23 Ottobre 2025: Messaggio alla Comunità Parrocchiale

Carissimi,

sembra che Francesco di Sales si diverta a metterci spesso… in attesa. Quali sono, dunque, queste tre ragioni per le quali il Signore pone molte domande agli uomini? “la prima – dice –  per far loro confessare i peccati commessi”. Ricordiamoci di quel breve “interrogatorio” al quale il Creatore sottopone i Progenitori: dopo la disobbedienza al suo ordine chiede ad Adamo: dove sei? E poi ad Eva: cosa hai fatto? (Cfr. Gen 3, 3.13).
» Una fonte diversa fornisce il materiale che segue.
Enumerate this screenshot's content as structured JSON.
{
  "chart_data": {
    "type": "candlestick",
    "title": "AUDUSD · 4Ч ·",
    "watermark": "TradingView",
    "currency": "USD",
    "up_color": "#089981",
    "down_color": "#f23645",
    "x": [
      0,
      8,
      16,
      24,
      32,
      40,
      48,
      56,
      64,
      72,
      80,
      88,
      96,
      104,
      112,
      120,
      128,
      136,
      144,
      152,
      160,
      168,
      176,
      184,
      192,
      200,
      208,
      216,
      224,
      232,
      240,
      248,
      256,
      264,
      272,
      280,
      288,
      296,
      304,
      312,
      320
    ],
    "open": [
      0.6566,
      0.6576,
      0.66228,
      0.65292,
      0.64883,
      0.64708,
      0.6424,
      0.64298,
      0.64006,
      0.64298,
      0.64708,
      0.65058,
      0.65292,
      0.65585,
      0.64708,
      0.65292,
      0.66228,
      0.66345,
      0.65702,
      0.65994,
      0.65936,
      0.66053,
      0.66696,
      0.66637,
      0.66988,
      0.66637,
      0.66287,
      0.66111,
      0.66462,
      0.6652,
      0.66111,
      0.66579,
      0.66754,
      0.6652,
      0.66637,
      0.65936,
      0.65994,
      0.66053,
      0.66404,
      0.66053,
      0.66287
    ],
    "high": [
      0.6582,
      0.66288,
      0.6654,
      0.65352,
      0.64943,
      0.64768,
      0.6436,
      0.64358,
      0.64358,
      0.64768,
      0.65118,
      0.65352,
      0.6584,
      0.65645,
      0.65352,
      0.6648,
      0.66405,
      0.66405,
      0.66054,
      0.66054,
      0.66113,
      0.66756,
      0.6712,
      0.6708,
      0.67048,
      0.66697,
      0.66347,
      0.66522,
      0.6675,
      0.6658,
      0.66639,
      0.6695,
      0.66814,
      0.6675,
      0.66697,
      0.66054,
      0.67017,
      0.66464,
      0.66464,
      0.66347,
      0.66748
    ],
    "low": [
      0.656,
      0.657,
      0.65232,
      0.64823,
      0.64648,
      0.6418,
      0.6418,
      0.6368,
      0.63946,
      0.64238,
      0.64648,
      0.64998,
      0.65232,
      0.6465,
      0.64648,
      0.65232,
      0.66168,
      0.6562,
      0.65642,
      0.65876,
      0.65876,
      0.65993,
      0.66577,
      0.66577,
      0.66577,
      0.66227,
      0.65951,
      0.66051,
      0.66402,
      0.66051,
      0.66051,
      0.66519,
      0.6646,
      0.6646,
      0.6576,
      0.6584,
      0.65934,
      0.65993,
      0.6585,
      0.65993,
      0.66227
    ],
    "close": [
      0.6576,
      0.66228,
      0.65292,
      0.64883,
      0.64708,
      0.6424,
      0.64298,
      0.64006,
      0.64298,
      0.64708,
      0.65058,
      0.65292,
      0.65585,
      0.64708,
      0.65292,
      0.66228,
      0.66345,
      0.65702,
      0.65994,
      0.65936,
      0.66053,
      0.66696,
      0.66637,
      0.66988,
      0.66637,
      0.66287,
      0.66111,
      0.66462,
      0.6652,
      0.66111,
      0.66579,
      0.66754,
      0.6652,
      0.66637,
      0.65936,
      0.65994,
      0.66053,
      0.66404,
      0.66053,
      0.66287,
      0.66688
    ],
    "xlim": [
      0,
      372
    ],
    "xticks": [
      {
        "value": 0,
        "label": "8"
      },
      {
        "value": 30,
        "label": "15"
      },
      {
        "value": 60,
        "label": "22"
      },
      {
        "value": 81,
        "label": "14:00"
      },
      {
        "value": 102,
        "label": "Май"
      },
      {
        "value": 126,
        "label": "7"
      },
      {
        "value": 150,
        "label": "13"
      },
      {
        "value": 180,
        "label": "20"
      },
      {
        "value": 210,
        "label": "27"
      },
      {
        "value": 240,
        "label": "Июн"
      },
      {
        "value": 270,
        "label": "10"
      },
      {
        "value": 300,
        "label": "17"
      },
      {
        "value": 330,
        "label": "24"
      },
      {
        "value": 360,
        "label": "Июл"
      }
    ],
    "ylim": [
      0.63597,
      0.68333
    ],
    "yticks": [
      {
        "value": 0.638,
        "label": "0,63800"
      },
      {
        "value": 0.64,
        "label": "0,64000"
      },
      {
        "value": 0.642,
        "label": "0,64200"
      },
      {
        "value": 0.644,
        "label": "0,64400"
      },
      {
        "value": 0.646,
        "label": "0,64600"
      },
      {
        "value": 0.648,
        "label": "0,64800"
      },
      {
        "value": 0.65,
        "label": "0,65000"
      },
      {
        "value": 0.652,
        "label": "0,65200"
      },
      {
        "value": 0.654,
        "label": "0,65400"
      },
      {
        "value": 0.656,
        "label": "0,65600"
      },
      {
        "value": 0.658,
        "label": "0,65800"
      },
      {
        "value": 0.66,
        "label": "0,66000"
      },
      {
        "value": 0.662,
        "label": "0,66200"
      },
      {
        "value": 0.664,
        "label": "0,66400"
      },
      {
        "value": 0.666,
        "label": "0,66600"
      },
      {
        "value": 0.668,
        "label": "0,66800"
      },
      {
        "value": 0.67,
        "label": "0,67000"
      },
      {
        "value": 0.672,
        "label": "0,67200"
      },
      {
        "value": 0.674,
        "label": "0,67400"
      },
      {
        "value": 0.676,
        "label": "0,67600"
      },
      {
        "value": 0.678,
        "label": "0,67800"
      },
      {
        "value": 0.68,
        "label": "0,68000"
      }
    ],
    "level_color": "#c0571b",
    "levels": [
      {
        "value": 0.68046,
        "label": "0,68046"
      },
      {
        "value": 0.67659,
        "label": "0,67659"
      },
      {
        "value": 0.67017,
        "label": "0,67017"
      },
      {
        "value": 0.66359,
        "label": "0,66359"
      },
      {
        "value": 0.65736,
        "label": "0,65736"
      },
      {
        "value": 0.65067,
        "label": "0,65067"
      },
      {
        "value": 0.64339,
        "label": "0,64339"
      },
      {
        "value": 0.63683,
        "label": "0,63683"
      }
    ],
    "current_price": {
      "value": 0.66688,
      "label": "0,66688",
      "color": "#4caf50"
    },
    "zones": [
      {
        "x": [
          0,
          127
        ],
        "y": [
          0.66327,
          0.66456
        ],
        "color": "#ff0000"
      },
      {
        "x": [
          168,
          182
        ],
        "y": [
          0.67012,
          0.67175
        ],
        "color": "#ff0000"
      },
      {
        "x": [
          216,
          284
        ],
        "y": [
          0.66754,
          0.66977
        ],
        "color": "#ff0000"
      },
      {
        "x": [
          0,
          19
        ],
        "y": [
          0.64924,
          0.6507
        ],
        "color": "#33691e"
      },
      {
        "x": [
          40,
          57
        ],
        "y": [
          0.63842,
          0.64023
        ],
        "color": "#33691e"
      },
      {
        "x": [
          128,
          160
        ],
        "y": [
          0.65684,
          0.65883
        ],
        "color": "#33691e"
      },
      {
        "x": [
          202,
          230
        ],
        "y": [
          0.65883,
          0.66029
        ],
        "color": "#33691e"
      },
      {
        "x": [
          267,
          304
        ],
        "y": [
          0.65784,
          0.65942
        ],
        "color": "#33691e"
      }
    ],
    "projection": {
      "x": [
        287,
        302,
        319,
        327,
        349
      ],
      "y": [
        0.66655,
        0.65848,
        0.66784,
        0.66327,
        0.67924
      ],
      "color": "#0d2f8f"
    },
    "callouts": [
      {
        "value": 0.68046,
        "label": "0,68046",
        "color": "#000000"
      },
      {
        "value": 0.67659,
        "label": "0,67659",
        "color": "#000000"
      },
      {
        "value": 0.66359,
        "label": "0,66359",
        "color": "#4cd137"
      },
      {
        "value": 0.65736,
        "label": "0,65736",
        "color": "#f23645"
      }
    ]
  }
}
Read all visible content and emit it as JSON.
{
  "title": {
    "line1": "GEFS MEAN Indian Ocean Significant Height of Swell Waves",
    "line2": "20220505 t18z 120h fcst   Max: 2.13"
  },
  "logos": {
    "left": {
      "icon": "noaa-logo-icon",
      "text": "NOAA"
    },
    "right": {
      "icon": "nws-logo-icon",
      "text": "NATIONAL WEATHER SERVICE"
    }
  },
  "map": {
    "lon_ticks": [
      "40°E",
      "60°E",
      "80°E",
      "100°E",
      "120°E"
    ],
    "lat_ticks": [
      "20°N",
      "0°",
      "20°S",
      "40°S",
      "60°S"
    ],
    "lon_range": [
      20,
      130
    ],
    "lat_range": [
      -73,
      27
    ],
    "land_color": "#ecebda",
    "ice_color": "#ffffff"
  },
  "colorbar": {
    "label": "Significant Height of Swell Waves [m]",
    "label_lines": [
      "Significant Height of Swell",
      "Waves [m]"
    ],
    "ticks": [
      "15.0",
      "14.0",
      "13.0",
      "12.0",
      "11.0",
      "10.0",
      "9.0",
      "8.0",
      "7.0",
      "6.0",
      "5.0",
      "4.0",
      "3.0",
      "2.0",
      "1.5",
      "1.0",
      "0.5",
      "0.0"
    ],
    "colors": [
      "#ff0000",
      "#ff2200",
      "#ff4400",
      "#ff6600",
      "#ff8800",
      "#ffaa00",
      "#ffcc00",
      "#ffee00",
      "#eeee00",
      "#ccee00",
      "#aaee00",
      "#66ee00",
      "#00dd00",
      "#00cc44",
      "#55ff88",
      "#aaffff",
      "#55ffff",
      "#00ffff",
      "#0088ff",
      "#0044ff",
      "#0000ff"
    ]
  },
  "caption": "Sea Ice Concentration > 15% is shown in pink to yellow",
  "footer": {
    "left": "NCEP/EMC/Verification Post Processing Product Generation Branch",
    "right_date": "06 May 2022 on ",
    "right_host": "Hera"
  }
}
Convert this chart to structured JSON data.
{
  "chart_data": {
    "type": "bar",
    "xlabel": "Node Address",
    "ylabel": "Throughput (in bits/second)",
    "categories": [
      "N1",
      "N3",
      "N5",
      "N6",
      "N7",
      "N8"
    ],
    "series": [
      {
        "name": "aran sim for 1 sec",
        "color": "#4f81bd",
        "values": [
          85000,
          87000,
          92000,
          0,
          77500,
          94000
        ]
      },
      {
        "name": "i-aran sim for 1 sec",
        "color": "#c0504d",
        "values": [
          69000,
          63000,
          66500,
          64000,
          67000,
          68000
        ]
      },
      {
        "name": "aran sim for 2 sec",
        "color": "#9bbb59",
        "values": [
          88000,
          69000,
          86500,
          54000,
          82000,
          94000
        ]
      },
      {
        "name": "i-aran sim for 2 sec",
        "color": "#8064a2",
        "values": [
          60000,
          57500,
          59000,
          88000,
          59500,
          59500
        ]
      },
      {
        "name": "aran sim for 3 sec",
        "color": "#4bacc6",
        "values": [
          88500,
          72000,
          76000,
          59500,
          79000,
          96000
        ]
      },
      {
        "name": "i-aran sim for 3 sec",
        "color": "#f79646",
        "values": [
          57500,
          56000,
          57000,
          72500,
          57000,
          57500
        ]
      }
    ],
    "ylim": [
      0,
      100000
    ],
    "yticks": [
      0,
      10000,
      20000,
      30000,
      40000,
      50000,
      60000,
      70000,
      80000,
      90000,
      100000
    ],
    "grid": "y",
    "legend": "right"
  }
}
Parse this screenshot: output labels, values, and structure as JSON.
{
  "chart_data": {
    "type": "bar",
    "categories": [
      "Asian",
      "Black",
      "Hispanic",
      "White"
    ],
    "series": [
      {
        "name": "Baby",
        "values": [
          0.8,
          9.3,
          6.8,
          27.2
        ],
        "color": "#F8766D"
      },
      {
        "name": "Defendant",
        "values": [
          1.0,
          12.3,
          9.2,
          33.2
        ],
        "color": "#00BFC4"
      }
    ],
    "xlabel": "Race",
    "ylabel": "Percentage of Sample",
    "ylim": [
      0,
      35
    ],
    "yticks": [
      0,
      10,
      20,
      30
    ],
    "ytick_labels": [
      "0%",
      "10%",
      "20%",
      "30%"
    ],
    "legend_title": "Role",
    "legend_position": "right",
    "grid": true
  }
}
Certamente, dice ironicamente il de Sales, non è che il Signore non sapesse dove si trovava l’uno e cosa avesse fatto l’altra”. “Ma il Signore lo interrogò per fargli ammettere la colpa e poterlo così perdonare”. Dio, attraverso il profeta Natan, indurrà il re Davide a chiedere perdono per il suo misfatto… Non vi sembra ci sia una certa allusione al sacramento della Riconciliazione? Ma l’umo è molto spesso testardo e, come Adamo, accampa sempre delle “scuse”. Qui il dolce Francesco si fa severo: “Quel miserabile, invece di confessare, diede la colpa alla donna (v.12), e per quello fu castigato da Dio con tutta la sua discendenza”. Dio è sempre pronto a perdonare, ma esige da noi umiltà nel riconoscere i nostri peccati senza fare…lo scarica barili. Il Nostro, sempre attento alla Tradizione della Chiesa, riporta il parere di alcuni Padri, quali sant’Ambrogio e san Gregorio Magno, che asseriscono che se Adamo “avesse ammesso il peccato quando lo chiamò, se si fosse battuto il petto…il Signore lo avrebbe perdonato e non l’avrebbe castigato…Ma siccome non lo fece, siamo rimasti tutti macchiati col peccato originale…”. Ed eccoci ora al secondo motivo per il quale Dio pone delle domande agli uomini: “E’ per illuminarli o istruirli su ciò che concerne i misteri della fede, come fece nei confronti dei due discepoli che, dopo la morte di Gesù, se ne tornano al loro villaggio, Emmaus (Lc 24, 15.17.25-27)”. Ricordate quell’episodio? I due camminano e parlano in modo sommesso, deluso, tristi, ma vengono affiancati da uno sconosciuto che chiede loro di cosa stessero parlando “non perché lo ignorasse, ma affinché, una volta ammessa la loro ignoranza e i loro dubbi, venissero istruiti e illuminati”. Il Signore desidera sempre illuminarci e istruirci con la sua Parola, lo fa continuamente, ma quanto l’uomo è disposto ad ascoltare e ad accogliere la sua luce?

Preghiamo

Signore, quanto assomigliamo ai due di Emmaus: delusi, sconsolati, increduli, a volte, disperati. Dacci tu la costanza e la volontà di accogliere sempre la tua Parola di speranza e di lasciarci illuminare e convertire da Lei per poter anche noi “tornare indietro gioiosi” per poter annunciare a tutti che sei risorto.

Anche oggi il Signore ci interroga: perché sei triste, deluso e perché lasci che la speranza si affievolisca; perché dubiti…? E continua a ripeterci: abbi fede, io ho vinto il mondo.